21 novembre 2019 : Budget 2020 - Sécurités (Sécurité et éducation routières) ( rapport général - première lecture )

III. OBSERVATIONS SUR LE COMPTE D'AFFECTATION SPÉCIALE « CONTRÔLE DE LA CIRCULATION ET DU STATIONNEMENT ROUTIERS »

A. UNE ARCHITECTURE COMPLEXE QUI ENTRAVE LA LISIBILITÉ DU COMPTE D'AFFECTATION SPECIALE

L'article 49 de la loi de finances pour 20066(*) a créé le compte d'affectation spéciale « Contrôle de la circulation et du stationnement routiers », habituellement appelé CAS « Radars » ou CAS « Amendes ». Conformément à l'article 21 de la LOLF, « les comptes d'affectation spéciale retracent, dans les conditions prévues par une loi de finances, des opérations budgétaires financées au moyen de recettes particulières qui sont, par nature, en relation directe avec les dépenses concernées ».

1. Un effort de simplification du CAS avait été engagé en 2017 mais il n'a pas été le prélude à une refonte plus globale

En 2020, les dépenses du compte resteront réparties en deux sections, elles-mêmes respectivement divisées en un et trois programmes.
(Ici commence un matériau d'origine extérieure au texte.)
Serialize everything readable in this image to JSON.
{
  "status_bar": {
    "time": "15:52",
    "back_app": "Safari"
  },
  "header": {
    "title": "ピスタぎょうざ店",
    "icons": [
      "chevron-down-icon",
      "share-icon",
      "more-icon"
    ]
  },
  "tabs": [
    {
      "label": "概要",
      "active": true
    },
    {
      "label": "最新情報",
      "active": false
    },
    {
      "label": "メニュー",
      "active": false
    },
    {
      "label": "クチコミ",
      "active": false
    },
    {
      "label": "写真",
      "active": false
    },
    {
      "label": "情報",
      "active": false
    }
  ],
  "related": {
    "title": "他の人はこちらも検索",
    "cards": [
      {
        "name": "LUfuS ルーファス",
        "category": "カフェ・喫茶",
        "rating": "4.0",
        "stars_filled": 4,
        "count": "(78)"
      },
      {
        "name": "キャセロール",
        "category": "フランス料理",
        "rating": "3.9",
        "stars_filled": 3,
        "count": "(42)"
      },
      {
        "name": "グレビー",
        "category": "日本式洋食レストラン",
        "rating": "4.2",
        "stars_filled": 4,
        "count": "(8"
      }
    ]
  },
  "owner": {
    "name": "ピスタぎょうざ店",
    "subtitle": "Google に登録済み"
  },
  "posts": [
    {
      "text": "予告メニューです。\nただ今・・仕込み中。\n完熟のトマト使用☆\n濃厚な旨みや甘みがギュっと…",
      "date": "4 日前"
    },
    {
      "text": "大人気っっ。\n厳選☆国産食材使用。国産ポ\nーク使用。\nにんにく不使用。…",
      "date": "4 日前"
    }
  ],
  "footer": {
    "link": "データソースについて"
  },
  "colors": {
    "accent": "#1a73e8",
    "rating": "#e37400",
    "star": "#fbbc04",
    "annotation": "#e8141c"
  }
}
Pour mémoire, depuis le 1er janvier 2017, la section 1 « Contrôle automatisé » ne comprend plus qu'un seul programme, le programme 751 « Structures et dispositifs de sécurité routière » finançant :

le déploiement et l'entretien des radars ainsi que le fonctionnement du Centre national de traitement ;

- les charges de gestion du permis à points.

La section 2 « Circulation et stationnement routiers » comprend :

- le programme 753 « Contrôle et modernisation de la politique de la circulation et du stationnement routiers », gérant le déploiement du « procès-verbal électronique », le « PVé » ;

- le programme 754 « Contribution à l'équipement des collectivités territoriales pour l'amélioration des transports en commun, de la sécurité et de la circulation routières » transférant aux collectivités territoriales une partie des recettes des amendes ;

- le programme 755 « Désendettement de l'État » venant abonder le budget général au titre des recettes non fiscales.

2. Après le nouvel ajout de 2019 au circuit d'affectation des amendes de police, l'architecture reste inchangée en 2020

Le « CAS Radars » a pour vocation à retracer les dépenses financées à partir du produit des amendes. Ses recettes se composent du produit des amendes perçues par la voie des radars et de celui des autres amendes de police de la circulation et du stationnement, à l'exception d'une partie affectée à l'Agence pour le financement des infrastructures de transport de France (AFITF), au budget général, et depuis la loi de finances 2019 au fonds pour la modernisation des établissements de santé publics et privés (FMESPP), alimenté par le surplus estimé des amendes forfaitaires radar engendrées par l'abaissement de la vitesse maximale de 90 à 80 km/heure.

En 2020, le schéma d'affectation du produit des amendes de police de la circulation et du stationnement routiers envisagé par le projet de loi de finances reste inchangé et s'établit comme suit :

Schéma d'affectation du produit des amendes de police de la circulation
et du stationnement routiers

Source : projet annuel de performances 2020

3. Votre rapporteur spécial rejoint la Cour des comptes sur la nécessité de simplifier la structure du CAS

La Cour des comptes formulait dans sa note d'exécution budgétaire 2017 une recommandation n°3 visant à supprimer le partage formel du CAS en deux sections et à réduire le nombre des programmes.

Prenant acte de la volonté de la direction du budget de ne pas modifier l'architecture du CAS à court terme, elle formule dans sa note d'exécution budgétaire 2018 une nouvelle recommandation, par ailleurs conforme aux souhaits de la DSR, visant à fusionner les programmes 751 et 753. Votre rapporteur spécial se rallie à cette proposition de fusion dont la mise en oeuvre pour le prochain PLF apporterait davantage de cohérence et de lisibilité.

En revanche, sans être favorable à la suppression du CAS « Radars », il ne peut se satisfaire de sa complexité actuelle et considère qu'une simplification doit être engagée dans les prochains projets de lois de finances.


* 6 Loi n° 2005-1719 du 30 décembre 2005 de finances pour 2006.